Captain Tom Moore, who became a national hero in Britain after raising more than £33 million for health workers in the run-up to his 100th birthday, is to be knighted by Queen Elizabeth.
The World War II veteran raised the record sum for the National Health Service by painstakingly completing 100 laps of his garden with the aid of a walking frame in April.
The following month it was announced he would become "Sir Tom" after a special nomination from Prime Minister Boris Johnson.

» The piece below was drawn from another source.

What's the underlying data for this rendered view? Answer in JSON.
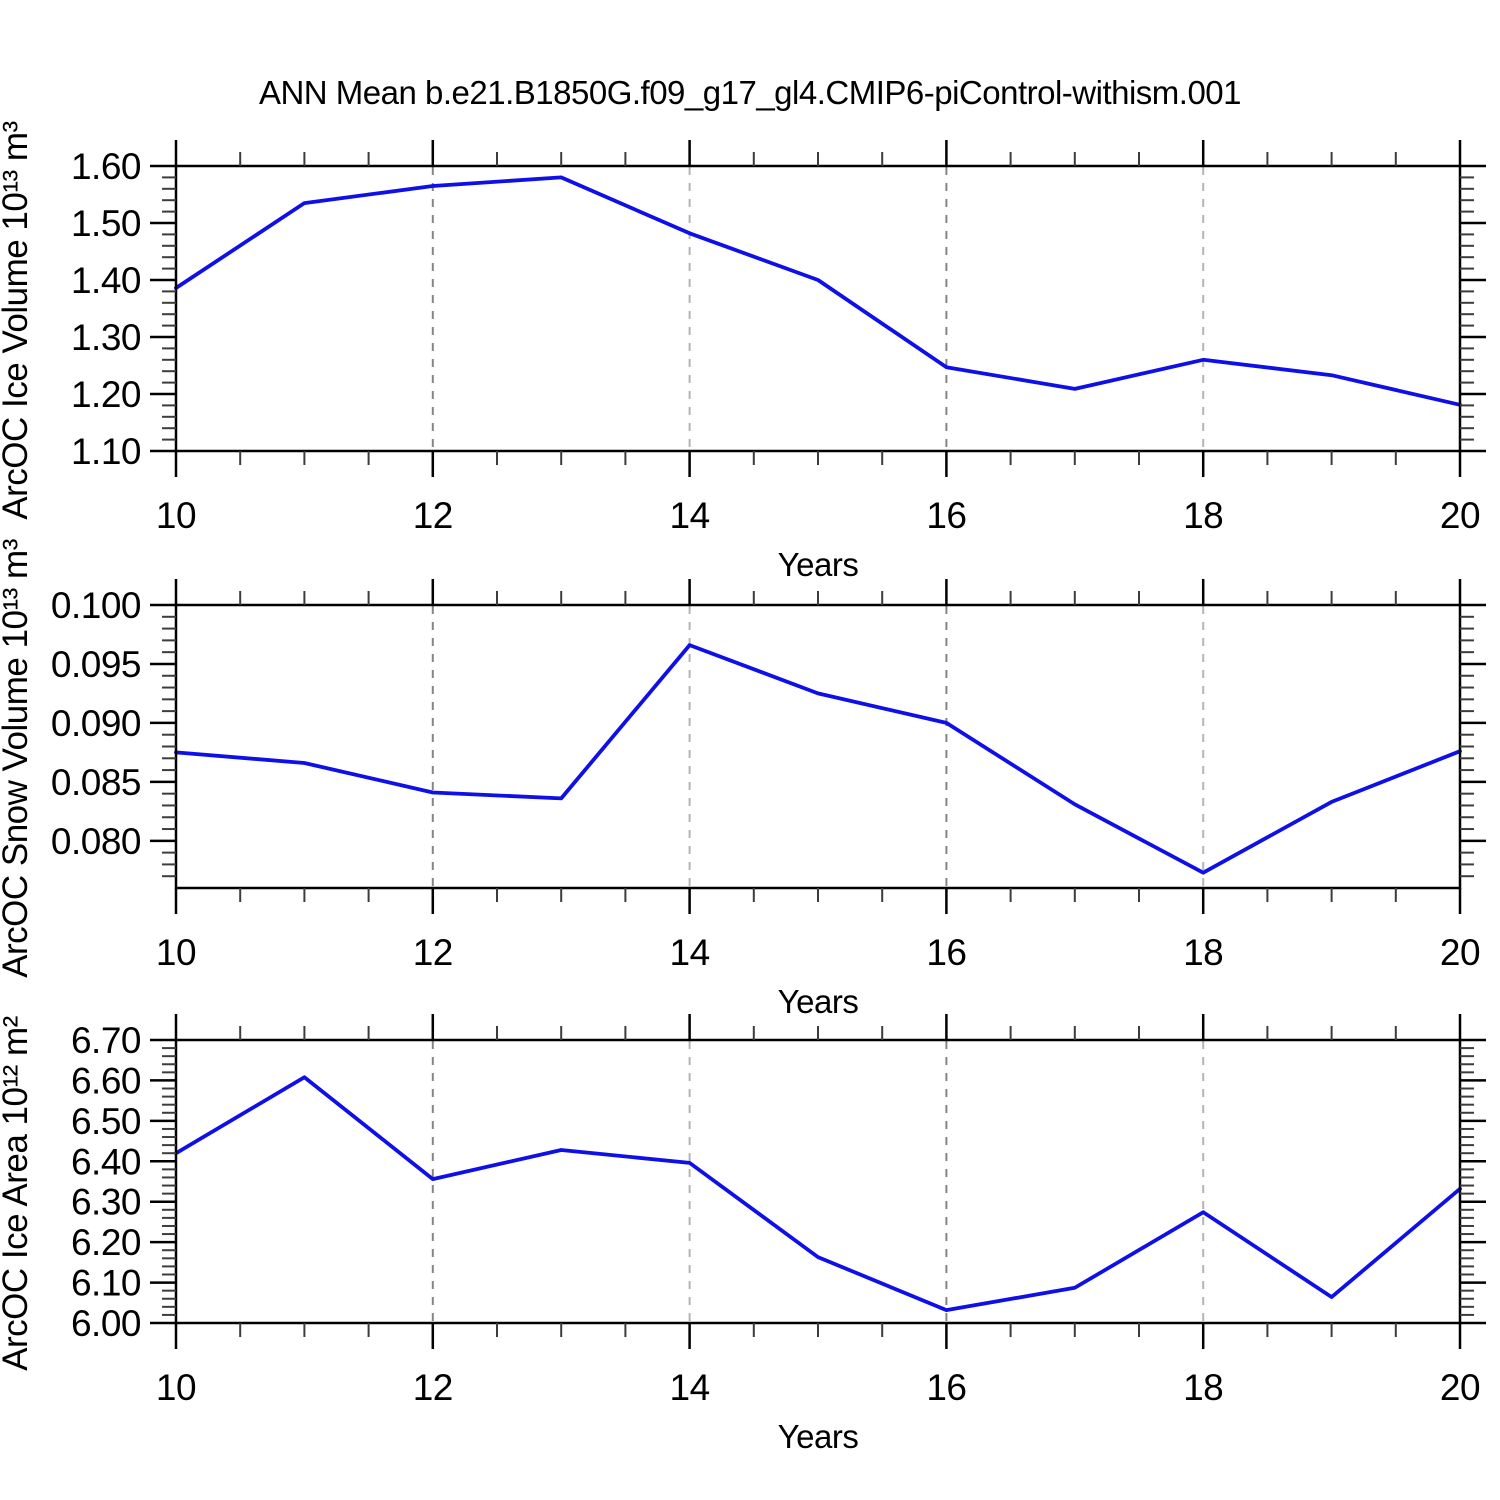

Although other investitures have been postponed because of the coronavirus, Buckingham Palace said the ceremony would take place on Friday at Windsor Castle where the 94-year-old monarch has been sheltering during the Covid-19 pandemic with her husband Prince Philip, 99.
The palace said the ceremony would take place in private with Moore accompanied by members of his family.
"I hope she's not very heavy handed with the sword," Moore quipped when the knighthood was announced.
The palace said the queen would be using a sword which belonged to her father, George VI.
The Queen made her first public appearance last month since a coronavirus lockdown was imposed in March, but she has delivered a number of rallying messages to the nation and appeared in video conference calls with care workers and members of the military.
The knighthood bestowed on Moore is his latest honour, having been made an honorary colonel and an honorary member of the England cricket team for his 100th birthday.